Inflationär:
Depression, adhs, narzissmus, burnout. Jede/r 2. nützt das wort, sagt eines davon (erlebt zu haben).
Das ist so das gängige was man so hört. Und es stimmt, man hört diese begriffe mehr, oft.
Nur (ich arbeite im psy bereich seit ü30j) hat das etwas mit den erkenntnissen der forschung und später dazukommende notwendigkeit einer ‚volks’aufklärung über diese störungen zu tun.
Sie wurden nicht ‚neu erfunden‘ (was das wort inflationär aber oft impliziert).
Die gab es alle auch vorher, man sprach nur nicht davon.
Häufig auch weil es als solches (klinisch relevant) nicht erfasst wurde. Weil man es nicht besser wusste.
Leider aber gibt es depression, adhs, narzissmus(opfer), burnout, mobbing, bossing tatsächlich meistens so häufig wie das wort von betroffenen (samt umfeld) auch benutzt wird.
Das ist durch zahlen der statistiken belegt, wie auch in der praxis und im gewöhnlichen alltag wenn betroffene ihre scham überwinden, darüber reden.

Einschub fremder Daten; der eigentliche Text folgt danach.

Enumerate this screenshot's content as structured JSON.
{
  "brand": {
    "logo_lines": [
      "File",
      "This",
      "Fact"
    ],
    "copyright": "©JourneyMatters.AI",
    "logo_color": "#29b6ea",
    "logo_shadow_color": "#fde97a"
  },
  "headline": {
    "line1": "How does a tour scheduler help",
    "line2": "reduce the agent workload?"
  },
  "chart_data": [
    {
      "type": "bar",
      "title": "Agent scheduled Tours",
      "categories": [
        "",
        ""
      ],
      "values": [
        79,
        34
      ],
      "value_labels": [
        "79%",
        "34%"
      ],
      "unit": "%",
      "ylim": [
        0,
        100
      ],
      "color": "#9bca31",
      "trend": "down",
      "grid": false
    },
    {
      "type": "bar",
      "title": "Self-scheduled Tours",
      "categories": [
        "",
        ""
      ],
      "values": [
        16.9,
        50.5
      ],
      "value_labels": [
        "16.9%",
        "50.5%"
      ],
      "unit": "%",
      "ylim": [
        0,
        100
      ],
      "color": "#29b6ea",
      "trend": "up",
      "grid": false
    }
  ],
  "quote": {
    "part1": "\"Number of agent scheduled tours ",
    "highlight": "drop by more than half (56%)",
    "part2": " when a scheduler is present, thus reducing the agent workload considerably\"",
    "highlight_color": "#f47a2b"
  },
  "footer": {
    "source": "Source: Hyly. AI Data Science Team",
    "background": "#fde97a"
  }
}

Zum einten ist ds gut, weil sie (in behandlung z.b.) gelernt haben, dass es ihnen mehr schadet das problem/die erfahrung zu verschweigen um ein ‚sozialkompatibles gesicht zu wahren (aus angst vor unverständnis, ablehnung und stigmatisierung, – angst, die nicht ganz unbegründet ist).
Zum anderen weil das verschweigen darüber noch schlimmere folgen haben kann: sozialphobien, panikattacken, flucht in süchte um das leiden zu unterdrücken oder zu mildern, sozialer rückzug, abnahme der teilnahme am sozialen leben, entstehung oder verschlechterung der depression hin bis zu suizid, irritabiltät als kleinstes übel. Ptsd…
Zum anderen weil sie auch gelernt haben, dass sie die folgen dieser erfahrungen nur überwinden können wenn sie dazustehen, darüber offener reden (dann wann sie in einer situation getriggert sind), sich deswegen nicht miderwertig und defizitär fühlen sollen (selbststigmatisierung).
Für mich wird also eher das wort ‚inflationär’ inflationär gebraucht
Ich arbeite wie erwähnt im psy bereich, das einsame leiden der menschen ist mir schmerzhaft bewusst. Und es sind so viel mehr als man es im alltag wahrnimmt… … und, ich bin leider privat auch an 2 narzissten mindestens gelandet.
Toxisch ist da eine untertreibung, da narzissmus einen kern teilt mit der psychopathie (sogenannte kalte empathie zu missbrauchenden manipulationszwecke eingesetzt).
Aber ja, ‚toxisch‘ als wort finde ich auch nicht ‚deutlich’.
Man kann aber ja nicht in allen situationen ausführlich beschreiben was man damit erlebt zu haben, meint.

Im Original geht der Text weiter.